Reputation: 45
I have tried a lot of solutions found here and none have seamed to work correctly; unique
function got me closest. My data looks like:
id second var1 var2
100 20 3 4
100 21 3 3
100 22 4 3
100 23 4 3
100 24 4 4
100 22 3 3
100 23 3 3
It repeats about ten seconds usually every 300 or so seconds. Each session is around 1200 seconds.

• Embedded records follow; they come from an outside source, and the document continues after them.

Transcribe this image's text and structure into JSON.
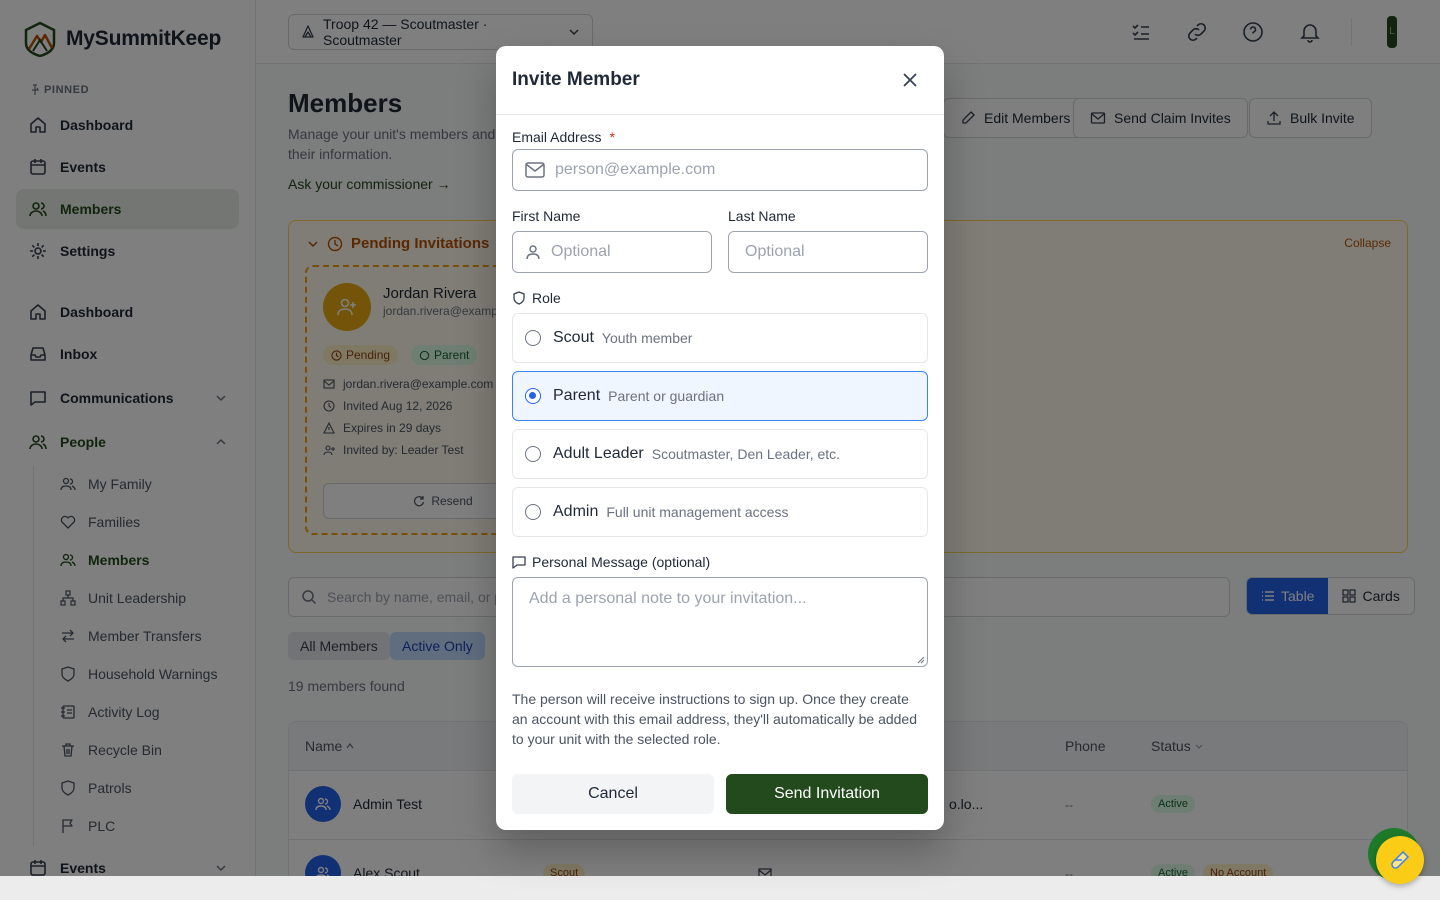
{
  "brand": {
    "name": "MySummitKeep"
  },
  "sidebar": {
    "pinned_label": "PINNED",
    "pinned": [
      {
        "label": "Dashboard",
        "icon": "home-icon"
      },
      {
        "label": "Events",
        "icon": "calendar-icon"
      },
      {
        "label": "Members",
        "icon": "users-icon",
        "active": true
      },
      {
        "label": "Settings",
        "icon": "gear-icon"
      }
    ],
    "main": [
      {
        "label": "Dashboard",
        "icon": "home-icon"
      },
      {
        "label": "Inbox",
        "icon": "inbox-icon"
      },
      {
        "label": "Communications",
        "icon": "message-icon",
        "chevron": "down"
      },
      {
        "label": "People",
        "icon": "users-icon",
        "chevron": "up",
        "active": true
      }
    ],
    "people_sub": [
      {
        "label": "My Family",
        "icon": "users-icon"
      },
      {
        "label": "Families",
        "icon": "heart-icon"
      },
      {
        "label": "Members",
        "icon": "users-icon",
        "active": true
      },
      {
        "label": "Unit Leadership",
        "icon": "org-chart-icon"
      },
      {
        "label": "Member Transfers",
        "icon": "transfer-icon"
      },
      {
        "label": "Household Warnings",
        "icon": "shield-icon"
      },
      {
        "label": "Activity Log",
        "icon": "activity-log-icon"
      },
      {
        "label": "Recycle Bin",
        "icon": "trash-icon"
      },
      {
        "label": "Patrols",
        "icon": "shield-icon"
      },
      {
        "label": "PLC",
        "icon": "flag-icon"
      }
    ],
    "events": {
      "label": "Events",
      "icon": "calendar-icon"
    }
  },
  "topbar": {
    "unit_selector": "Troop 42 — Scoutmaster · Scoutmaster",
    "avatar_letter": "L"
  },
  "page": {
    "title": "Members",
    "description": "Manage your unit's members and their information.",
    "ask_link": "Ask your commissioner →",
    "buttons": {
      "edit": "Edit Members",
      "claim": "Send Claim Invites",
      "bulk": "Bulk Invite"
    }
  },
  "pending": {
    "title": "Pending Invitations",
    "collapse": "Collapse",
    "card": {
      "name": "Jordan Rivera",
      "email_short": "jordan.rivera@exampl",
      "status": "Pending",
      "role": "Parent",
      "email": "jordan.rivera@example.com",
      "invited": "Invited Aug 12, 2026",
      "expires": "Expires in 29 days",
      "invited_by": "Invited by: Leader Test",
      "resend": "Resend"
    }
  },
  "search": {
    "placeholder": "Search by name, email, or ph"
  },
  "view_toggle": {
    "table": "Table",
    "cards": "Cards",
    "active": "table"
  },
  "filters": {
    "all": "All Members",
    "active": "Active Only"
  },
  "count": "19 members found",
  "table": {
    "columns": {
      "name": "Name",
      "phone": "Phone",
      "status": "Status"
    },
    "rows": [
      {
        "name": "Admin Test",
        "email_tail": "o.lo...",
        "phone": "--",
        "status": "Active"
      },
      {
        "name": "Alex Scout",
        "role": "Scout",
        "phone": "--",
        "status": "Active",
        "account": "No Account"
      }
    ]
  },
  "modal": {
    "title": "Invite Member",
    "email_label": "Email Address",
    "required_mark": "*",
    "email_placeholder": "person@example.com",
    "first_name_label": "First Name",
    "first_name_placeholder": "Optional",
    "last_name_label": "Last Name",
    "last_name_placeholder": "Optional",
    "role_label": "Role",
    "roles": [
      {
        "name": "Scout",
        "desc": "Youth member",
        "selected": false
      },
      {
        "name": "Parent",
        "desc": "Parent or guardian",
        "selected": true
      },
      {
        "name": "Adult Leader",
        "desc": "Scoutmaster, Den Leader, etc.",
        "selected": false
      },
      {
        "name": "Admin",
        "desc": "Full unit management access",
        "selected": false
      }
    ],
    "message_label": "Personal Message (optional)",
    "message_placeholder": "Add a personal note to your invitation...",
    "help_text": "The person will receive instructions to sign up. Once they create an account with this email address, they'll automatically be added to your unit with the selected role.",
    "cancel": "Cancel",
    "send": "Send Invitation"
  },
  "colors": {
    "brand_green": "#234a1c",
    "accent_blue": "#2563eb",
    "amber": "#b45309"
  }
}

I would like delete duplicate seconds within a session and take the mean of whatever is being collapsed in var1 and var 2 or if not the mean keeping either original value is OK. Everything I have tried only removes duplicates if var1 and var2 are non unique?
Upvotes: 2
Views: 1018
Reputation: 28825
You can do it using base-R
functions:
aggregate(. ~ id+second, dat, mean)
## id second var1 var2
## 1 100 20 3.0 4
## 2 100 21 3.0 3
## 3 100 22 3.5 3
## 4 100 23 3.5 3
## 5 100 24 4.0 4
Using dplyr
package it can be done (similar to previous answer with a little of tweaking):
library(dplyr)
dat %>% group_by(id, second) %>%
summarise_all(mean)
## # A tibble: 5 x 4
## # Groups: id [?]
## id second var1 var2
## <int> <int> <dbl> <dbl>
## 1 100 20 3.0 4
## 2 100 21 3.0 3
## 3 100 22 3.5 3
## 4 100 23 3.5 3
## 5 100 24 4.0 4
If you want to remove duplicates based on two columns (keys), data.table
package would be a good option:
library(data.table)
unique(setDT(dat), by = c('id','second'))
# id second var1 var2
# 1: 100 20 3 4
# 2: 100 21 3 3
# 3: 100 22 4 3
# 4: 100 23 4 3
# 5: 100 24 4 4
Data:
dat <- structure(list(id = c(100L, 100L, 100L, 100L, 100L, 100L, 100L
), second = c(20L, 21L, 22L, 23L, 24L, 22L, 23L), var1 = c(3L,
3L, 4L, 4L, 4L, 3L, 3L), var2 = c(4L, 3L, 3L, 3L, 4L, 3L, 3L)), .Names = c("id",
"second", "var1", "var2"), .internal.selfref = <pointer: 0x02af24a0>, row.names = c(NA,
7L), class = c("data.table", "data.frame"))
Upvotes: 0
Reputation: 8177
This will create a new dataframe with the requirements that you asked for.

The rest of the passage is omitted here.